Does Eric ever show Penny the things he has collected over the years?
I actually think it would be a bit funny imagining that scene of Penny coming to Eric to early. To Eric, it would probably be like a crazy, love-sick space girl breaking into to the house to take him away (now what would Cornelius look like to Eric, hmm. XD)!
I know Eric doesn't like living into his sixties, the solution of course is to commit suicide, but I would just like to know how he goes about, erm, doing this? I mean, if I was immortal, and knowing I was going to come back after I die, I would still be more than hesitant about going through with suicide!
I also wonder how he alerts his friends not to come back to early. Eric is practically telling them, "I'm going to kill myself, so wait a few months before coming by okay?"
To be honest, Eric is really, really used to getting over things. If all his memorabilia were destroyed he'd take it hard at first, but wouldn't be half as upset a month on as he thinks he'd be. Half the reason he keeps that stuff is because it functions as anchors to memories he'd probably lose otherwise. He's forgotten so much of his life, though, that if these little blips were lost he'd feel that much emptier, but it'd be nothing horrifically new or anything.
Oh man, Penny has pretty much seen everything and heard every story. Even about Eric's past lovers/partners. Which I think would be kinda awkward, but Penny is fascinated by stories about these other ladies who once shared a love for her darling dearest. She'd KILL to meet Jessabelle, who she's heard so much about from Eric that she feels like she knows her. Eric sometimes sketches and paints her from memory, he's never really been able to let her go.
Oh, he's PLENTY hesitant about suicide! He puts it off as long as he can stand. He's highly predisposed to both rheumatoid and blindness, which hit him like clockwork in his late sixties, and by then a brand new body is sounding pretty good.
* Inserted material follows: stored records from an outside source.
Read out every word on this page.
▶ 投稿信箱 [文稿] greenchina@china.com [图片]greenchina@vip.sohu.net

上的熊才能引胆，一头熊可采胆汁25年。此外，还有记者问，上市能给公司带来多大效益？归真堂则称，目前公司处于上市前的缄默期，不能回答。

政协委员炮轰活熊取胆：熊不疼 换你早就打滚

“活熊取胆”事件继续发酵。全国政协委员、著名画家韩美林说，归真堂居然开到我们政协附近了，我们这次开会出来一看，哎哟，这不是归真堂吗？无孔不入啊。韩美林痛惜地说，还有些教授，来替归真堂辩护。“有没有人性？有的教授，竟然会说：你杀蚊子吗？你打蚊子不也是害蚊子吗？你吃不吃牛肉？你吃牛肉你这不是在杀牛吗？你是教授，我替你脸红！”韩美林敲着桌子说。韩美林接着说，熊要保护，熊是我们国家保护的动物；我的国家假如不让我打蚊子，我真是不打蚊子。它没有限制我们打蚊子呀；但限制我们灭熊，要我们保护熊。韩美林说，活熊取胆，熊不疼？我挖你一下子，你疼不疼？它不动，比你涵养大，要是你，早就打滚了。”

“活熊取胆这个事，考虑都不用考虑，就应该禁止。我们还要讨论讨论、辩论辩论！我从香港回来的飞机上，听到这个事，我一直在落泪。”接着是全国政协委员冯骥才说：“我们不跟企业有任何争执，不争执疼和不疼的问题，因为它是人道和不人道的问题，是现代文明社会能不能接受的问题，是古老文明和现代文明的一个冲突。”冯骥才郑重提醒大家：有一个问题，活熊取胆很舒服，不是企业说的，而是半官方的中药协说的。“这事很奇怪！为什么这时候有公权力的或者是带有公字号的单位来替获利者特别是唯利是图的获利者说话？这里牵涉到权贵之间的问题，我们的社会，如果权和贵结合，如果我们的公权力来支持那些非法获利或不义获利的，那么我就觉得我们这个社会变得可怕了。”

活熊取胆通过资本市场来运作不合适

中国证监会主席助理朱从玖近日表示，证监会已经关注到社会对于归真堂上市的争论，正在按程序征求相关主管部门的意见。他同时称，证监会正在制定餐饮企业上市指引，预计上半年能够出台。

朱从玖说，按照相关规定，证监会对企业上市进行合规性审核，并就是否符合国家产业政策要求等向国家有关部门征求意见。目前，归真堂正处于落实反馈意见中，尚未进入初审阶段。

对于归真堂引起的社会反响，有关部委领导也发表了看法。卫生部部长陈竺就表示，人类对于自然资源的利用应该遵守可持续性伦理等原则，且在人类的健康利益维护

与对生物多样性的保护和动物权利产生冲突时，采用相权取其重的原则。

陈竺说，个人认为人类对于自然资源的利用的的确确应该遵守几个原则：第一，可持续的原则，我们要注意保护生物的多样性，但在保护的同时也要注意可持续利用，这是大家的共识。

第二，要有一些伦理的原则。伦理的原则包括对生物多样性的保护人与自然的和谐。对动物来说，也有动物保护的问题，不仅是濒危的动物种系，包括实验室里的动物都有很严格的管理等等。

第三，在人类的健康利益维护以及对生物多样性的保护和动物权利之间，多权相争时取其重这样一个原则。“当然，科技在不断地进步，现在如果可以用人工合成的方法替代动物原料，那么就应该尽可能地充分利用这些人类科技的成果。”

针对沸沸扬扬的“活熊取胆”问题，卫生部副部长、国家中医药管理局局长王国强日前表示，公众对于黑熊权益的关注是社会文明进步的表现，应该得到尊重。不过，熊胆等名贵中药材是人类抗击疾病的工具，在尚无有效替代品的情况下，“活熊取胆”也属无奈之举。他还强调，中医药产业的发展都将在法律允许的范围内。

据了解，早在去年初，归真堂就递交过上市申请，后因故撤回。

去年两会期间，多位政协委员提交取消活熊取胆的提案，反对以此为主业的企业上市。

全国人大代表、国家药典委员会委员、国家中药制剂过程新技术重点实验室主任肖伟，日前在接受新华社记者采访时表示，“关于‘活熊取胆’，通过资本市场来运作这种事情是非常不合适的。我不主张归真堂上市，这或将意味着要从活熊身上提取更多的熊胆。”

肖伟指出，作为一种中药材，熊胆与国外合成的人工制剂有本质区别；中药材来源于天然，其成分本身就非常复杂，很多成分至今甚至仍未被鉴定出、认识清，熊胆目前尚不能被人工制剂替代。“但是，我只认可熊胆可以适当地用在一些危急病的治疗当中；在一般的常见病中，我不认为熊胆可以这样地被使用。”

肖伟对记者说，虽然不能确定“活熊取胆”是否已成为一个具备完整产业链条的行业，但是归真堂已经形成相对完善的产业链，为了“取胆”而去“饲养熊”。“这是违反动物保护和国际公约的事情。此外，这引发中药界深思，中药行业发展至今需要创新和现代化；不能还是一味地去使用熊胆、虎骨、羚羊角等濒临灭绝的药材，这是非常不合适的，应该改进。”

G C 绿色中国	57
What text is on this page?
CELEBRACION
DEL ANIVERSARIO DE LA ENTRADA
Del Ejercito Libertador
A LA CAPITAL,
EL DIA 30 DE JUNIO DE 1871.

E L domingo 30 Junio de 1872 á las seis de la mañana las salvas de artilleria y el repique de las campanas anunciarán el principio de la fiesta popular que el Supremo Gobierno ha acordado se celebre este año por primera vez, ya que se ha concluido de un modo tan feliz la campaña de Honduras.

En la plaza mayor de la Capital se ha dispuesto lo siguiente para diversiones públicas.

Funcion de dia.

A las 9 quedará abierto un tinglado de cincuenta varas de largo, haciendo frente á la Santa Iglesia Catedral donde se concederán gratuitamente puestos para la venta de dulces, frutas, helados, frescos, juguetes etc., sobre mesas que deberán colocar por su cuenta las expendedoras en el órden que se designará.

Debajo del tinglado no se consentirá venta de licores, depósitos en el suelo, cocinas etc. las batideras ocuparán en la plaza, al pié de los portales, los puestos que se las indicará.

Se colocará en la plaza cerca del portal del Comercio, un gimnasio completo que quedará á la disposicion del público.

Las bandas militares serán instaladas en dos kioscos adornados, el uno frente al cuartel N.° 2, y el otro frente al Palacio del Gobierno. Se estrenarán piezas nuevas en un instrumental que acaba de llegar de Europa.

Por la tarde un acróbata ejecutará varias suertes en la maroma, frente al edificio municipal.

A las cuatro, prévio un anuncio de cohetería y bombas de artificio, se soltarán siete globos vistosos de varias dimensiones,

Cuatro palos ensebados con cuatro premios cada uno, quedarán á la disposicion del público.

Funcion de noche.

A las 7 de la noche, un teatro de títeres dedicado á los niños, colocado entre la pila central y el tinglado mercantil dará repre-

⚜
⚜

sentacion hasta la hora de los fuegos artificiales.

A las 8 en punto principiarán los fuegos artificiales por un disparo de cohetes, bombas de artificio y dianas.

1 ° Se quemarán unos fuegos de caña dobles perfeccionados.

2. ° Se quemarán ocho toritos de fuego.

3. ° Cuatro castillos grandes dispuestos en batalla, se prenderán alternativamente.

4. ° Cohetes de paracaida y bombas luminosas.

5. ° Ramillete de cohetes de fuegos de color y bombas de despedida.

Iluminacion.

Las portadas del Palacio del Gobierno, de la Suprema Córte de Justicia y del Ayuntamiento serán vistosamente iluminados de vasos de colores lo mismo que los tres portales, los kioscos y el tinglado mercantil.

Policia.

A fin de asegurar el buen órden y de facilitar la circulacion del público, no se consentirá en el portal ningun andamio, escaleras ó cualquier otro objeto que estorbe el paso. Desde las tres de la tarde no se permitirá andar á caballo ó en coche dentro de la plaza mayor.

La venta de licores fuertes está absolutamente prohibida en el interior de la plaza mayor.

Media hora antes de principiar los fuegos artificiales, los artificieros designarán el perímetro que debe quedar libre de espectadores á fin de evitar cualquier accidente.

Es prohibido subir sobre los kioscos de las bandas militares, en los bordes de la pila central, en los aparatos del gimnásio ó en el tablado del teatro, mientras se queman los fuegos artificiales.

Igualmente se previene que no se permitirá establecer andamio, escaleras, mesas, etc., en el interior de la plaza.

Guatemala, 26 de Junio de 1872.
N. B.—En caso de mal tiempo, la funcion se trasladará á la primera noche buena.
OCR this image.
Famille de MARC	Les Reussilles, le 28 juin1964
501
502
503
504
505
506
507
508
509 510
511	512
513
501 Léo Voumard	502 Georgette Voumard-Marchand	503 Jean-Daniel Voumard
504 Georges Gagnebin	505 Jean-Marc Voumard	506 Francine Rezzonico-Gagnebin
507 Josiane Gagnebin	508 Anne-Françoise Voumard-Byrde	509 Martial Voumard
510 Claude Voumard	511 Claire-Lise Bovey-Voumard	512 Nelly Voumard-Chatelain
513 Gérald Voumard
He almost always poisons himself. With care, so it's like falling asleep. Jess and Aiden taught him a trusty mixture he uses to this day.
Dealing with the ramifications of literally falling off the earth for a month or three has almost always been the hardest part. It's different every single time. Sometimes he's had property he needs watched over, sometimes not. Sometimes he has close friends he can trust with the truth, sometimes not. Sometimes he's in a situation he can pick up life where he left it, but the majority of the time he's actually had to move to other cities or countries and start over to avoid questions.
Things are changing fast in the Network, however. For his past three deaths he's been able to stay in the same place. Couple reasons. It's more ok to be a monster this century. His monster shape is much less scary than it was. And he's been found out. The digital age took the old fellow somewhat by surprise, and between bank accounts and birth certificates and citizenship records and all the various tags placed on the modern person he was not quite clever enough to evade government suspicion. Instead of having his assets frozen and/or being locked up for apparently lying about his age and identity, he pleaded his case for special consideration. A tiny, secretive branch of the government has had Eric Thedrial on file in their highly confidential list of 'uniquely unique citizens' for thirty years or so. All they know is he's immortal as of at least this century and suffers a transformative cycle. They send an annoying aide around twice a year to meet with him over paperwork and 'are you still permanently immortal?' and garbage. On the bright side, they do keep his records and bank accounts from being dissolved when he dies, so it helps with the picking up where he left off business.
As for the actual letting friends know he's going MIA for a while, yeah, it's as awkward as you're probably thinking. He gathers all his patience together and tries to explain it's for the best. He really does try to impress that he will call them when he's ready, and if the house is lit when they come to check on it everyone will regret everything if they barge in before then.